Bernshausen. Das Grundkonzept für den Dorfplatz steht bereits, das Planungsbüro schätzt die Kostenhöhe auf rund 97 000 Euro. Auf der Wiese zwischen Kirche und Ortsdurchfahrt sind Fuß- und Verbindungswege, eine Treppenanlage unter Einbindung der Ehrenmals, Anpflanzungen, Sitzgruppen und ein offener Pavillon geplant, der auch als Rastplatz für Radwanderer dienen soll.

Abstimmung Ende März/Anfang April

Außerdem soll ein Wasserspielgerät, das junge Mütter in der Projektgruppe beantragt haben, aufgebaut werden. Auch die Eigenleistung der Seniorengruppe, die Bänke erstellen will, ist förderungsfähig. Über das Projekt soll Ende März/Anfang April in einer Bürgerversammlung informiert werden, in der noch kleinere Änderungswünsche vorgebracht werden können.

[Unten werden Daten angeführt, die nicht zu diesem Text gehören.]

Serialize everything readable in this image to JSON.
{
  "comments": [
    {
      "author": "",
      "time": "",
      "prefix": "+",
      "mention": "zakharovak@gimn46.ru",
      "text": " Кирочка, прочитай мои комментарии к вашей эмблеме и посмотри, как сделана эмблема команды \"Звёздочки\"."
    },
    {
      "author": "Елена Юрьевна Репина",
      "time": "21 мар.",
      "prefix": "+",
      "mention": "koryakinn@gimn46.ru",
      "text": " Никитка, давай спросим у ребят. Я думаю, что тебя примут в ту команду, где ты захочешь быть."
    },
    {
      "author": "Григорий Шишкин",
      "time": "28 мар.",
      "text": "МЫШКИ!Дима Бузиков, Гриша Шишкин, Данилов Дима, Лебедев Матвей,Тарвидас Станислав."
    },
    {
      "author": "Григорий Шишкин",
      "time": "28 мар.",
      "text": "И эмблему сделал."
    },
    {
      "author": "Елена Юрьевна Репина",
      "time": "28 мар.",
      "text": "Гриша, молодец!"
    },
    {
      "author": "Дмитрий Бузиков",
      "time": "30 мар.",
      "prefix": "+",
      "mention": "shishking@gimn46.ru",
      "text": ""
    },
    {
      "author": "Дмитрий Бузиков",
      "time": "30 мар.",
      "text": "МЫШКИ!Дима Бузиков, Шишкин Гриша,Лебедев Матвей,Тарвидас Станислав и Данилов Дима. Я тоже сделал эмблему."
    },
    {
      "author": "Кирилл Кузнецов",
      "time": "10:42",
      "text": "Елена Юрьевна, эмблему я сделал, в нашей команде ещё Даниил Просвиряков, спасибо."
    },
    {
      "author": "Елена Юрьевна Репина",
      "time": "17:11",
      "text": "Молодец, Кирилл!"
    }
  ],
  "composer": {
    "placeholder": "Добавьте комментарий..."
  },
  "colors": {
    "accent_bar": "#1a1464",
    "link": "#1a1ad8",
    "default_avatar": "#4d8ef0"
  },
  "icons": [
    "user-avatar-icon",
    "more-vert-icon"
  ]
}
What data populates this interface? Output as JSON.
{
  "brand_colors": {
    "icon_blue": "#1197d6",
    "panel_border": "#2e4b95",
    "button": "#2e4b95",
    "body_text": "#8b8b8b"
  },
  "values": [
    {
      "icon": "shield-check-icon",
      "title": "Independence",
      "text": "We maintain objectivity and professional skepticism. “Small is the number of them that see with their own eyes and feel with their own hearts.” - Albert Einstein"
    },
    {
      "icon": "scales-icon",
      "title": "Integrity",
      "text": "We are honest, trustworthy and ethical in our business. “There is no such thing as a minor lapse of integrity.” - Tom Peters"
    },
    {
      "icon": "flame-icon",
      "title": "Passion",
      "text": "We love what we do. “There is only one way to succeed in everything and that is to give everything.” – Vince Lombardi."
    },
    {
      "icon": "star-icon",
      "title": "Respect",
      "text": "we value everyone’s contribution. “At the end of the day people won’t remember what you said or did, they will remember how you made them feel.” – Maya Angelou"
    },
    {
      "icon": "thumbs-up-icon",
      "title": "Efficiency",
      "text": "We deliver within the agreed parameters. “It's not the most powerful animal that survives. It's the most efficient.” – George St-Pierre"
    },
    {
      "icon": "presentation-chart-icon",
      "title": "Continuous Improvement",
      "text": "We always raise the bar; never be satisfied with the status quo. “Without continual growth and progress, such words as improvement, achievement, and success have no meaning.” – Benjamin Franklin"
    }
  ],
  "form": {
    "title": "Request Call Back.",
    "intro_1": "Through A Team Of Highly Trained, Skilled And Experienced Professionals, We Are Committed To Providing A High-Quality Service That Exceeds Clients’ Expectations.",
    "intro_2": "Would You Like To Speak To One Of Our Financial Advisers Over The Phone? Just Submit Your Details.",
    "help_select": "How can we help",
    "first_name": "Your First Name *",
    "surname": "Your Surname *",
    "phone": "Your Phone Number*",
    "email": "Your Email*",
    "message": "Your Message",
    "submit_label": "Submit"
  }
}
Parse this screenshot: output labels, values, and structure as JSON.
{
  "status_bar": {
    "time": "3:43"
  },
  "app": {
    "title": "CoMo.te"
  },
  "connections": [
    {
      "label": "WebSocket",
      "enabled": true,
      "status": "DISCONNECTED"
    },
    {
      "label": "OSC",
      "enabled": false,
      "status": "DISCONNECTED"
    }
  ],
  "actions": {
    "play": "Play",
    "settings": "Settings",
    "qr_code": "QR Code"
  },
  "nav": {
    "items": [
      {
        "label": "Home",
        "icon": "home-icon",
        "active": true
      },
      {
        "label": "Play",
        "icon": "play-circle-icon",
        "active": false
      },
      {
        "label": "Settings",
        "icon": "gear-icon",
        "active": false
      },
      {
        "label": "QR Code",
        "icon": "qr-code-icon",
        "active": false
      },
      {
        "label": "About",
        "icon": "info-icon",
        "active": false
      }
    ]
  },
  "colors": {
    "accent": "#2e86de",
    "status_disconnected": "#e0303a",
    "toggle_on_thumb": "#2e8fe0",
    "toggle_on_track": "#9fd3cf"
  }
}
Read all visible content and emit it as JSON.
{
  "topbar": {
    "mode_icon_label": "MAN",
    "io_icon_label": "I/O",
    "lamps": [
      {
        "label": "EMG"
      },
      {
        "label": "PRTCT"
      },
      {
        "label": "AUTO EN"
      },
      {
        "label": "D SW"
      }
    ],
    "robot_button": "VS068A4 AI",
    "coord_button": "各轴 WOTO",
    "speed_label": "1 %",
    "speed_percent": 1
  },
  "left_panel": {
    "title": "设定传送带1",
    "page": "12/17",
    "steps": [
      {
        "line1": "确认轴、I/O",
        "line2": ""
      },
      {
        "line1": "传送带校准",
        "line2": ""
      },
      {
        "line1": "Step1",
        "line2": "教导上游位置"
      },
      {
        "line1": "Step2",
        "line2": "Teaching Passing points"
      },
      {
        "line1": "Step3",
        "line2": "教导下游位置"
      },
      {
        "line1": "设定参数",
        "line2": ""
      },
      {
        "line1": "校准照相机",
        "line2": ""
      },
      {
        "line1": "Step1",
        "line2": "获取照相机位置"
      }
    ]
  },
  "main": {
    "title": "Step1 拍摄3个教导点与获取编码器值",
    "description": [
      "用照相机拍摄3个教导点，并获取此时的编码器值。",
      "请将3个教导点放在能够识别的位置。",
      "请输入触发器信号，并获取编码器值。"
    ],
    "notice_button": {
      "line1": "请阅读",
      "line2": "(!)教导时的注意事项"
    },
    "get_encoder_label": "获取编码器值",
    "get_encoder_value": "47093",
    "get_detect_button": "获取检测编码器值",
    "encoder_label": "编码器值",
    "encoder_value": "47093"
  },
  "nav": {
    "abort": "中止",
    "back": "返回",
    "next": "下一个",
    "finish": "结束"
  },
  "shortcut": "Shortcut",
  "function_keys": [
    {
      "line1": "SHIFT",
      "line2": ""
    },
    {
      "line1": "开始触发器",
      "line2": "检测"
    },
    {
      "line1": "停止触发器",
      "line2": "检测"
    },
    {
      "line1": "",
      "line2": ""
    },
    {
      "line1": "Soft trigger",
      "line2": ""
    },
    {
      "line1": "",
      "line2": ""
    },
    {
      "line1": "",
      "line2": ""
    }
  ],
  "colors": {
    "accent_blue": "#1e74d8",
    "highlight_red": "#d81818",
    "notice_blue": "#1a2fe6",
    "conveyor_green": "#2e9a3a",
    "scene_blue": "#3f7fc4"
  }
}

Einstimmig hat sich der Gemeinderat bei Einthaltung von Bruno Kluge (SPD) dafür ausgesprochen, einen Antrag für das EU-Förderprogramm Leader zu stellen und nach Bewilligung dass Planungsbüro zu beauftragen. Die Umgestaltung des Platzes, der später auch durch Bäume abgeschottet werde, sei eine tolle Idee, sagte Kluge (SPD), erst einmal sollten aber der Umbau des Dorfgemeinschaftshauses (DGH) und der Ausbau des Baugebietes Über den Höfen abgeschlossen werden.

Fußweganbindung berücksichtigen

Bernd Knöchelmann (CDU) hielt ihm entgegen, dass man die Leader-Förderperiode jetzt nutzen müsse und die DGH-Finanzierung bereits durch übertragene Mittel aus dem Vorjahr gesichert sei. Gerhard Rudolph (CDU) merkte an, dass auch der Straßenausbau schon geschoben wurde. Beim Dorfplatz-Projekt soll auch der Wunsch von Familien nach einer Fußweg-Anbindung ins Neubaugebiet berücksichtig werden.

Der Platz sei eine natürliche Verbindung und Abkürzung zum Altdorf und habe gute Chancen, genutzt zu werden, sagte Carsten Stralucke (Grüne) und regte eine Tempo-30-Ausweitung an.

Der ehemalige Friedhof hinter dem Pfarrheim wurde vor mehr als zehn Jahren entwidmet, die Gräber eingeebnet. Die Freifläche wurde von der Samtgemeinde an die Gemeinde übertragen.